Solved – How to derive the standard error of linear regression coefficient
inferencestandard error
Best Answer
3rd comment above: I've already understand how it comes. But still a question: in my post, the standard error has (n−2), where according to your answer, it doesn't, why?

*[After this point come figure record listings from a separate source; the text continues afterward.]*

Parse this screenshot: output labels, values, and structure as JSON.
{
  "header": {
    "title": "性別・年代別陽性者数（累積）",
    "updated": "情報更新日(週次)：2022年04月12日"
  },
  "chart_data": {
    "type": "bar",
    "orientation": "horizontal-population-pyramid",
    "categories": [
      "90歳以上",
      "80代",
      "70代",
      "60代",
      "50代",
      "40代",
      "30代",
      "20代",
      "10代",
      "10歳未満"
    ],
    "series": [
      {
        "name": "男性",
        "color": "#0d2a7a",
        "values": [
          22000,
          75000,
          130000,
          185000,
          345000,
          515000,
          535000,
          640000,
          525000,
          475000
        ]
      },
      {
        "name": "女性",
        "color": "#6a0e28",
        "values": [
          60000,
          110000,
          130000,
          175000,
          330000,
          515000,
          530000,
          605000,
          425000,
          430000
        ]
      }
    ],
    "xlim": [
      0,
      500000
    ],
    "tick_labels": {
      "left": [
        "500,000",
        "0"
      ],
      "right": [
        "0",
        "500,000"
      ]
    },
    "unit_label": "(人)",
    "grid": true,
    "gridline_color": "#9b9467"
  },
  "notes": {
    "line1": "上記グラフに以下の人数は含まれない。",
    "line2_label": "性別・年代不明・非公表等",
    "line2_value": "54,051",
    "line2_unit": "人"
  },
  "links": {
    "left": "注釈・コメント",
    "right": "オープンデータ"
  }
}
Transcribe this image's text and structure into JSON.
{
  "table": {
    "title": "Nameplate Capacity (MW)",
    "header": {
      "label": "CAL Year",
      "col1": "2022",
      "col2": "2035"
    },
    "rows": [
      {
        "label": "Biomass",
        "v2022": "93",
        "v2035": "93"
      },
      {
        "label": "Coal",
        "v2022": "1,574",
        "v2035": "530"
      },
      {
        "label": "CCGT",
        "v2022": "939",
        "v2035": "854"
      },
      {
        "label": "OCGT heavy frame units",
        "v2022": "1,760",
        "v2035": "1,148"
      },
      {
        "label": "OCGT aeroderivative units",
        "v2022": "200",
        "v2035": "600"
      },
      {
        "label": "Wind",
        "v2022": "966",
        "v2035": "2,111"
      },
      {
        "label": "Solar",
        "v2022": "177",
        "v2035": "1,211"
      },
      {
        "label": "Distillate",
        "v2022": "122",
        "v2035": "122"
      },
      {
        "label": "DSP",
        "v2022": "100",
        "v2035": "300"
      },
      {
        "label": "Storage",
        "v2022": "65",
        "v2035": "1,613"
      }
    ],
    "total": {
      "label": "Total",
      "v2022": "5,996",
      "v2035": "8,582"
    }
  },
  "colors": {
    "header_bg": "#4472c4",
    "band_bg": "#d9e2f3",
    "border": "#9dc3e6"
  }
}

In my post, it is found that $$ \widehat{\text{se}}(\hat{b}) = \sqrt{\frac{n \hat{\sigma}^2}{n\sum x_i^2 - (\sum x_i)^2}}. $$ The denominator can be written as $$ n \sum_i (x_i - \bar{x})^2 $$ Thus, $$ \widehat{\text{se}}(\hat{b}) = \sqrt{\frac{\hat{\sigma}^2}{\sum_i (x_i - \bar{x})^2}} $$
With $$ \hat{\sigma}^2 = \frac{1}{n-2} \sum_i \hat{\epsilon}_i^2 $$ i.e. the Mean Square Error (MSE) in the ANOVA table, we end up with your expression for $\widehat{\text{se}}(\hat{b})$. The $n-2$ term accounts for the loss of 2 degrees of freedom in the estimation of the intercept and the slope.